Across the way is a lovely Bellini.   Not the drink.

20140502-175229.jpg

I spotted this in a window of a pastry shop.  Everything from mushrooms to mussels, sea bass to squid… all marzipan!

20140502-175249.jpg

And nearby a €16K watch.  I’ll take three, please.

Seriously… what does one do with a watch like this other than gaze at it in a dark cave while dodging orcs?

20140502-175311.jpg

FacebookEmailPinterestGoogle GmailShare/Bookmark

About Fr. John Zuhlsdorf

Fr. Z is the guy who runs this blog. o{]:¬)
This entry was posted in On the road, Our Catholic Identity, Patristiblogging, What Fr. Z is up to and tagged , . Bookmark the permalink.
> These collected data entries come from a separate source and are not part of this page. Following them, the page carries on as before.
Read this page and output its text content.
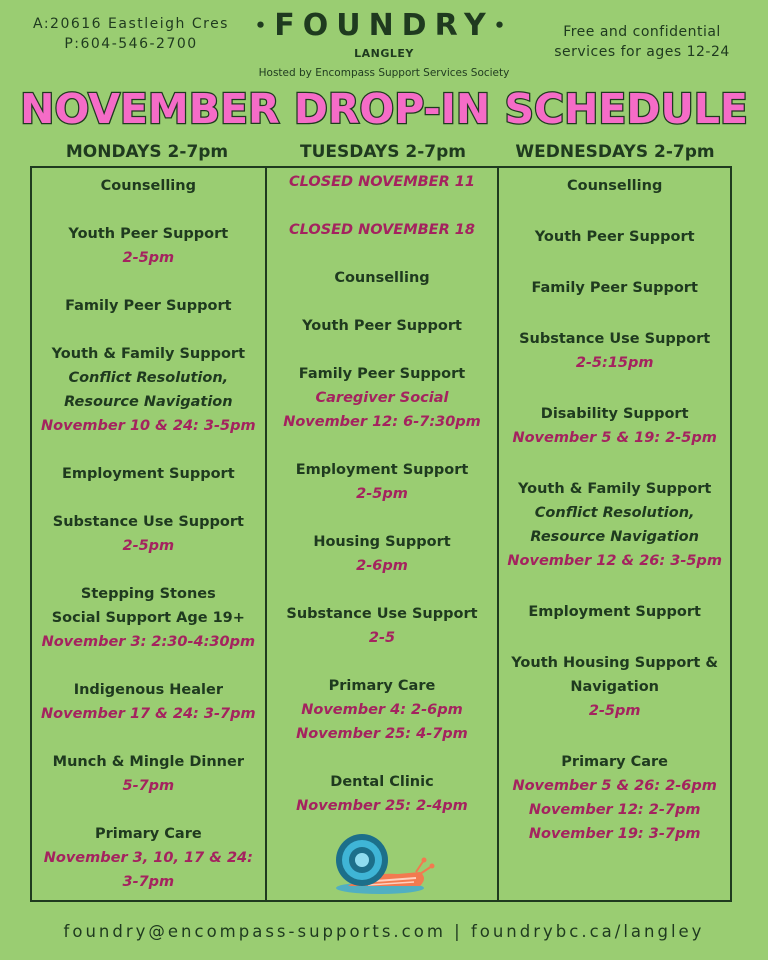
A:20616 Eastleigh Cres
P:604-546-2700
•FOUNDRY•
LANGLEY
Hosted by Encompass Support Services Society
Free and confidential
services for ages 12-24
NOVEMBER DROP-IN SCHEDULE
MONDAYS 2-7pm	TUESDAYS 2-7pm	WEDNESDAYS 2-7pm
Counselling
Youth Peer Support
2-5pm
Family Peer Support
Youth & Family Support
Conflict Resolution,
Resource Navigation
November 10 & 24: 3-5pm
Employment Support
Substance Use Support
2-5pm
Stepping Stones
Social Support Age 19+
November 3: 2:30-4:30pm
Indigenous Healer
November 17 & 24: 3-7pm
Munch & Mingle Dinner
5-7pm
Primary Care
November 3, 10, 17 & 24:
3-7pm
CLOSED NOVEMBER 11
CLOSED NOVEMBER 18
Counselling
Youth Peer Support
Family Peer Support
Caregiver Social
November 12: 6-7:30pm
Employment Support
2-5pm
Housing Support
2-6pm
Substance Use Support
2-5
Primary Care
November 4: 2-6pm
November 25: 4-7pm
Dental Clinic
November 25: 2-4pm
Counselling
Youth Peer Support
Family Peer Support
Substance Use Support
2-5:15pm
Disability Support
November 5 & 19: 2-5pm
Youth & Family Support
Conflict Resolution,
Resource Navigation
November 12 & 26: 3-5pm
Employment Support
Youth Housing Support &
Navigation
2-5pm
Primary Care
November 5 & 26: 2-6pm
November 12: 2-7pm
November 19: 3-7pm
foundry@encompass-supports.com | foundrybc.ca/langley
17 Responses to Venice Day 9 – Of St. Athanasius and risotto

  1. StWinefride says:

    San Zaccaria looks amazing! Thank you for praying for us at the tomb of the great and holy Saint Athanasius. Yes he was a great defender of the Faith during the Arian crisis but above all he was holy and that’s something we definitely need prayers for: to become holy!

  2. Sonshine135 says:

    Father Z,
    When you post these little tidbits on the churches, I like to go online and find out more about them. I am having a hard time finding out much on the placement of the bodies of these two Saints. I find it remarkable that the actual mortal remains of Zechariah are located here. I’d love to hear anything else you know about how that took place, or if any of the readers here have a link. Peace and continued safe travels.

  3. StJude says:

    Oh my goodness… that is THE St John the Baptist? ! wow…. just.. wow.

  4. StJude says:

    ok..sorry.. re read it.. its the father of St John the Baptist.

  5. Uxixu says:

    Sancte Athanasius, Ora pro nobis.

  6. Father G says:

    @Sonshine135
    The relics of Saint Zachary are said to have been given to Venice by the Byzantine Emperor Leo V the Armenian around the year 819 AD.
    The relics of Saint Athanasius are said to have been brought to Venice either after the Fourth Crusade or after the Fall of Constantinople.

  7. av8er says:

    1) SO cool you could be there.
    2) That risotto….. looks so delicious!
    3) Thanks for your prayers. Please pray for my wife. God knows why.

  8. acardnal says:

    More on St Anthanasius, also know as the “Black Dwarf”. Find out why below.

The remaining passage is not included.